It seems that the ESRB has deemed the newest entry in the Halo series, Halo 5: Guardians, to be rated “T”, despite the content description being fairly similar to past Halo games. This shouldn’t come as a surprise, as previous Halo games were probably amongst the tamest of “M” rated titles. There were very few moments when blood was really noticeable and the language was pretty rare from game to game. Most of the real language would come from playing online, which has never been rated by the ESRB anyway. The content descriptors still list “blood, mild language, and violence”, which is exactly what the “M” rated Halo 3: ODST had. This is the rating summary given by the ESRB:
“This is a first-person shooter in which players assume the role of a super soldier (Locke) searching for a missing character. Players use pistols, machine guns, grenade launchers, and futuristic weapons to kill alien and human enemies in frenetic combat. Battles are highlighted by realistic gunfire, explosions, and occasional blood-splatter effects.
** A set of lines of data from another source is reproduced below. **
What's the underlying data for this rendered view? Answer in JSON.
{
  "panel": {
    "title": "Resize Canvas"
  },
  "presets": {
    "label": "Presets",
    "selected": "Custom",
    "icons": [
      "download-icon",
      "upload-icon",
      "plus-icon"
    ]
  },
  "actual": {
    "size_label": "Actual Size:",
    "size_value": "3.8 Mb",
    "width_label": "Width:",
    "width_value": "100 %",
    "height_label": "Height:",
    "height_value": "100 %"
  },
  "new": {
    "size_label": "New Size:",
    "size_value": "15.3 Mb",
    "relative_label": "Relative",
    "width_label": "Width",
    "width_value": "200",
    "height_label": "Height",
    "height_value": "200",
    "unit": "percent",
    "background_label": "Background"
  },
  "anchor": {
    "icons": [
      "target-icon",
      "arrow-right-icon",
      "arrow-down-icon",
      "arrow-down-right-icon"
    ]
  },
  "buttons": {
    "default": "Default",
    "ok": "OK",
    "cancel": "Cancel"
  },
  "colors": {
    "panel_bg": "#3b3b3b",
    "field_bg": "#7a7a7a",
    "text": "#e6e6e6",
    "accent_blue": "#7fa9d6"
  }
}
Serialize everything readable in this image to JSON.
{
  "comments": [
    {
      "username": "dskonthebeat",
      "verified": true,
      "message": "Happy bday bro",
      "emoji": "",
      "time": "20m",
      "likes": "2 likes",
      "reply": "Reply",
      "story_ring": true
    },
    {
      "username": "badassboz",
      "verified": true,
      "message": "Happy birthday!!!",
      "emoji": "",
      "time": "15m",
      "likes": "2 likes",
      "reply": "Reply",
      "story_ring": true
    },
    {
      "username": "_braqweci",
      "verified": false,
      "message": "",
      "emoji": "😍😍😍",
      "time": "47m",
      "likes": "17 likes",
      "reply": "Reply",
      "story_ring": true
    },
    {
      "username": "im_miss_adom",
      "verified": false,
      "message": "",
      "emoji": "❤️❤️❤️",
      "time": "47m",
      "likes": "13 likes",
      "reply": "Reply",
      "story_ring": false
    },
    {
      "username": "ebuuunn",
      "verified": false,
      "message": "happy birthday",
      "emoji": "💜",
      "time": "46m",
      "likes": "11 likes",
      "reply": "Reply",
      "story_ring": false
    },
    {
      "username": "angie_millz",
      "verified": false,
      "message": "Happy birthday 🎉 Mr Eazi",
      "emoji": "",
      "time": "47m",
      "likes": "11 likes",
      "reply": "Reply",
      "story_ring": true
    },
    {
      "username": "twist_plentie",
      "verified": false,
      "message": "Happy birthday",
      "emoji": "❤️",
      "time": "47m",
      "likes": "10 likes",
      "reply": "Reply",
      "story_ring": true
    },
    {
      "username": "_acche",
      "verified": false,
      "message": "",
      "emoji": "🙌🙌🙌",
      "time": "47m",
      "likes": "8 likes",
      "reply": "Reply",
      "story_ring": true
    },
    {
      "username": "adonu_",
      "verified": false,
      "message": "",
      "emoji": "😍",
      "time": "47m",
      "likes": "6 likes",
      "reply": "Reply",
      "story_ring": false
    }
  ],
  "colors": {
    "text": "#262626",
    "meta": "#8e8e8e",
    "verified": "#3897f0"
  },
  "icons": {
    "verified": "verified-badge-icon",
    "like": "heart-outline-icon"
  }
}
Characters can also use “assassinations” to kill characters by snapping their necks, or by stabbing them with bladed weapons. The word “a*s” appears in the dialogue, as well as occasional taunts/insults (e.g., “I have copulated…with your genetic progenitors!”; ‘Your father was a filthy colo and your mother was a hole in the wall!’).”
This news does mean that now younger audiences can go in to purchase Halo 5: Guardians without parental permission, which will likely expand the audience, even if the game was already being played by people under the age of 17. What some fans may see as a downside to this however, is that more kids will be playing with them online. Oh well, at least it doesn’t sound like the content will be any different than previous Halo games, perhaps a bit less bloody, but the core of the game still seems to remain. Halo 5: Guardians comes out on October 27th and is exclusive to the Xbox One console.